Infatti, un altro documento del 1387,  chiarisce che seppur compresa tra le chiese tassabili, ma non dalla curia locale comune ma direttamente dalla s.Sede (papa Urbano VI aveva posto una tassa alle chiese cittadine; e Promontorio si trovò a dover pagare la cifra di un soldo).

Sempre in questa data dal Giscardi viene annessa e quindi subordinata alla parrocchia di san Teodoro, probabilmente per carenza di sacerdoti del Fossato.

   È nel 1392  la presenza del rettore come teste di un atto di procura “frater Johannes de Paulo, rector ecclesie Sancti Bartholomej de Costa de Promontorio.

 

   XV sec. Nel Regesti del Polcevera (pag. 217) datato 11.dic.1408 c’è una donazione a fra Giovanni prete di sBdCosta, di un fiorino “per l’anima di Antonina Bandollo q Giovannino da Sestri, vedova di Colombo Francesco.

   Risale al 1463 un documento che attesterebbe –a questa data- la ancora dipendenza – quale succursale  - al Fossato (si tratta della convocazione alla Costa (“in claustro superiori... in villa Prementorii”), dell’abate del Fossato ai confratelli, per stilare tutti assieme e partecipi,  un contratto di affitto di una loro casa a Genova).

  La situazione organizzativa mutò, quando l’abbazia del Fossato fu trasformata in Commenda nel  1476, con commendatori non risiedenti nell’abbazia.

 Ai vallombrosani, ci sono periodi di sostituzione con altri ordini:  la nomina del rettore era sempre legata alla decisione papale (Sisto IV e poi Innocenzo VIII, tramite la curia apostolica); ed anche mantenuta la dipendenza dal Fossato.

I tempi erano ovviamente molto lunghi e tortuosi: per esempio nel 1486 il messaggio di nomina (‘apprehensio possessionis ecclesie Sancti Bartholomei de Costa’) da Roma arriva al legato apostolico a Genova (card. Giuliano della Rovere) e questi, tramite Antonio Gavotto (canonico della chiesa di Noli) trasmise l’incarico del beneficio a ‘frater Antonius de Valentia, ordinis Minorum’. 

In un documento di collazione del rettore di questi anni -1487-, si scrive che la chiesa sempre ‘dependet et membrum existit’ del Fossato.
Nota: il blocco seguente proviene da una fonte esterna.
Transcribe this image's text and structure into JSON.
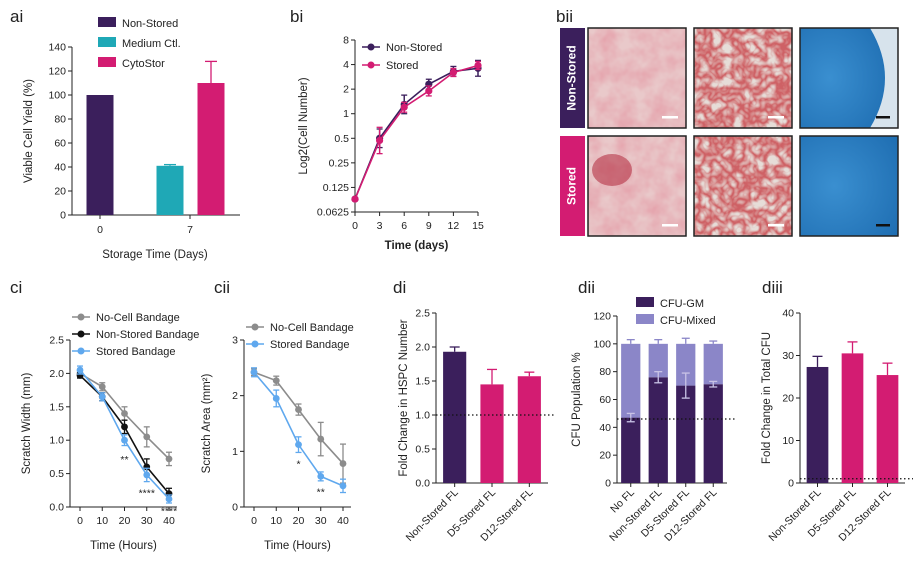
{
  "colors": {
    "non_stored": "#3b1f5c",
    "medium": "#1fa8b6",
    "cytostor": "#d31c72",
    "no_cell": "#8c8c8c",
    "nonstored_bandage": "#111111",
    "stored_bandage": "#5fa8ee",
    "cfu_gm": "#3b1f5c",
    "cfu_mixed": "#8b86c8",
    "stain_red": "#b84856",
    "stain_blue": "#2e7fc0"
  },
  "panels": {
    "ai": "ai",
    "bi": "bi",
    "bii": "bii",
    "ci": "ci",
    "cii": "cii",
    "di": "di",
    "dii": "dii",
    "diii": "diii"
  },
  "micrograph": {
    "row_labels": [
      "Non-Stored",
      "Stored"
    ]
  },
  "chart_data": [
    {
      "id": "ai",
      "type": "bar",
      "xlabel": "Storage Time (Days)",
      "ylabel": "Viable Cell Yield (%)",
      "ylim": [
        0,
        140
      ],
      "yticks": [
        0,
        20,
        40,
        60,
        80,
        100,
        120,
        140
      ],
      "xticks": [
        "0",
        "7"
      ],
      "legend": [
        "Non-Stored",
        "Medium Ctl.",
        "CytoStor"
      ],
      "bars": [
        {
          "series": "Non-Stored",
          "group": "0",
          "value": 100,
          "err": 0
        },
        {
          "series": "Medium Ctl.",
          "group": "7",
          "value": 41,
          "err": 1
        },
        {
          "series": "CytoStor",
          "group": "7",
          "value": 110,
          "err": 18
        }
      ]
    },
    {
      "id": "bi",
      "type": "line",
      "xlabel": "Time (days)",
      "ylabel": "Log2(Cell Number)",
      "xlim": [
        0,
        15
      ],
      "xticks": [
        "0",
        "3",
        "6",
        "9",
        "12",
        "15"
      ],
      "yscale": "log2",
      "yticks": [
        "0.0625",
        "0.125",
        "0.25",
        "0.5",
        "1",
        "2",
        "4",
        "8"
      ],
      "x": [
        0,
        3,
        6,
        9,
        12,
        15
      ],
      "series": [
        {
          "name": "Non-Stored",
          "values": [
            0.09,
            0.5,
            1.3,
            2.3,
            3.3,
            3.6
          ],
          "err_factor": [
            1.0,
            1.3,
            1.3,
            1.15,
            1.15,
            1.25
          ]
        },
        {
          "name": "Stored",
          "values": [
            0.09,
            0.47,
            1.2,
            1.9,
            3.2,
            3.9
          ],
          "err_factor": [
            1.0,
            1.45,
            1.15,
            1.15,
            1.12,
            1.12
          ]
        }
      ]
    },
    {
      "id": "ci",
      "type": "line",
      "xlabel": "Time (Hours)",
      "ylabel": "Scratch Width (mm)",
      "ylim": [
        0,
        2.5
      ],
      "yticks": [
        "0.0",
        "0.5",
        "1.0",
        "1.5",
        "2.0",
        "2.5"
      ],
      "xticks": [
        "0",
        "10",
        "20",
        "30",
        "40"
      ],
      "x": [
        0,
        10,
        20,
        30,
        40
      ],
      "series": [
        {
          "name": "No-Cell Bandage",
          "values": [
            2.0,
            1.8,
            1.4,
            1.05,
            0.72
          ],
          "err": [
            0.05,
            0.06,
            0.1,
            0.15,
            0.1
          ]
        },
        {
          "name": "Non-Stored Bandage",
          "values": [
            1.97,
            1.65,
            1.2,
            0.6,
            0.2
          ],
          "err": [
            0.04,
            0.06,
            0.1,
            0.12,
            0.08
          ]
        },
        {
          "name": "Stored Bandage",
          "values": [
            2.05,
            1.65,
            1.0,
            0.48,
            0.12
          ],
          "err": [
            0.06,
            0.06,
            0.08,
            0.1,
            0.06
          ]
        }
      ],
      "annotations": [
        {
          "x": 20,
          "y": 0.72,
          "text": "**"
        },
        {
          "x": 30,
          "y": 0.22,
          "text": "****"
        },
        {
          "x": 40,
          "y": -0.05,
          "text": "****"
        }
      ]
    },
    {
      "id": "cii",
      "type": "line",
      "xlabel": "Time (Hours)",
      "ylabel": "Scratch Area (mm²)",
      "ylim": [
        0,
        3
      ],
      "yticks": [
        "0",
        "1",
        "2",
        "3"
      ],
      "xticks": [
        "0",
        "10",
        "20",
        "30",
        "40"
      ],
      "x": [
        0,
        10,
        20,
        30,
        40
      ],
      "series": [
        {
          "name": "No-Cell Bandage",
          "values": [
            2.42,
            2.27,
            1.75,
            1.22,
            0.78
          ],
          "err": [
            0.06,
            0.08,
            0.1,
            0.3,
            0.35
          ]
        },
        {
          "name": "Stored Bandage",
          "values": [
            2.42,
            1.95,
            1.12,
            0.55,
            0.38
          ],
          "err": [
            0.08,
            0.15,
            0.14,
            0.08,
            0.12
          ]
        }
      ],
      "annotations": [
        {
          "x": 20,
          "y": 0.78,
          "text": "*"
        },
        {
          "x": 30,
          "y": 0.28,
          "text": "**"
        }
      ]
    },
    {
      "id": "di",
      "type": "bar",
      "ylabel": "Fold Change in HSPC Number",
      "ylim": [
        0,
        2.5
      ],
      "yticks": [
        "0.0",
        "0.5",
        "1.0",
        "1.5",
        "2.0",
        "2.5"
      ],
      "categories": [
        "Non-Stored FL",
        "D5-Stored FL",
        "D12-Stored FL"
      ],
      "values": [
        1.93,
        1.45,
        1.57
      ],
      "err": [
        0.07,
        0.22,
        0.06
      ],
      "reference_line": 1.0
    },
    {
      "id": "dii",
      "type": "bar",
      "ylabel": "CFU Population %",
      "ylim": [
        0,
        120
      ],
      "yticks": [
        "0",
        "20",
        "40",
        "60",
        "80",
        "100",
        "120"
      ],
      "categories": [
        "No FL",
        "Non-Stored FL",
        "D5-Stored FL",
        "D12-Stored FL"
      ],
      "legend": [
        "CFU-GM",
        "CFU-Mixed"
      ],
      "series": [
        {
          "name": "CFU-GM",
          "values": [
            47,
            76,
            70,
            71
          ],
          "err": [
            3,
            4,
            9,
            2
          ]
        },
        {
          "name": "CFU-Mixed",
          "values": [
            53,
            24,
            30,
            29
          ],
          "err": [
            3,
            3,
            4,
            2
          ]
        }
      ],
      "reference_line": 46
    },
    {
      "id": "diii",
      "type": "bar",
      "ylabel": "Fold Change in Total CFU",
      "ylim": [
        0,
        40
      ],
      "yticks": [
        "0",
        "10",
        "20",
        "30",
        "40"
      ],
      "categories": [
        "Non-Stored FL",
        "D5-Stored FL",
        "D12-Stored FL"
      ],
      "values": [
        27.3,
        30.5,
        25.4
      ],
      "err": [
        2.5,
        2.7,
        2.8
      ],
      "reference_line": 1
    }
  ]
}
Ad Antonio seguì nel 1492  con identica procedura: da papa Alessandro VI al card. Paolo Campofregoso (non nella veste di arcivescovo ma quale legato pontificio), la nomina a Ilario de Adano frate minore, il quale ne prese possesso tre anni dopo (il 1 marzo 1495). 

 

XVI sec.   Corrisponde presumibilmente al 1502 quando -sempre sottoposta al Fossato- ricevette da giù un sacerdote fisso, probabilmente non vallombrosano, non rettore  ma  perpetuo, e quindi probabilmente parroco, con cura delle anime e rispondente  alla Curia – ovvero all’ordinario diocesano; pertanto tassata di un soldo.  Questo testimonierebbe un passaggio della nomina dell’abate, all’abate commendatario e non più da Roma.      

 A riprova, nel 1508 appare incaricato Agostino Fieschi, che era canonico della cattedrale, da parte del commendatario Ilario Gentile; alla nomina, riceve un inventario del patrimonio della chiesa -arredi sacri, ecc.- stilato dal predecessore.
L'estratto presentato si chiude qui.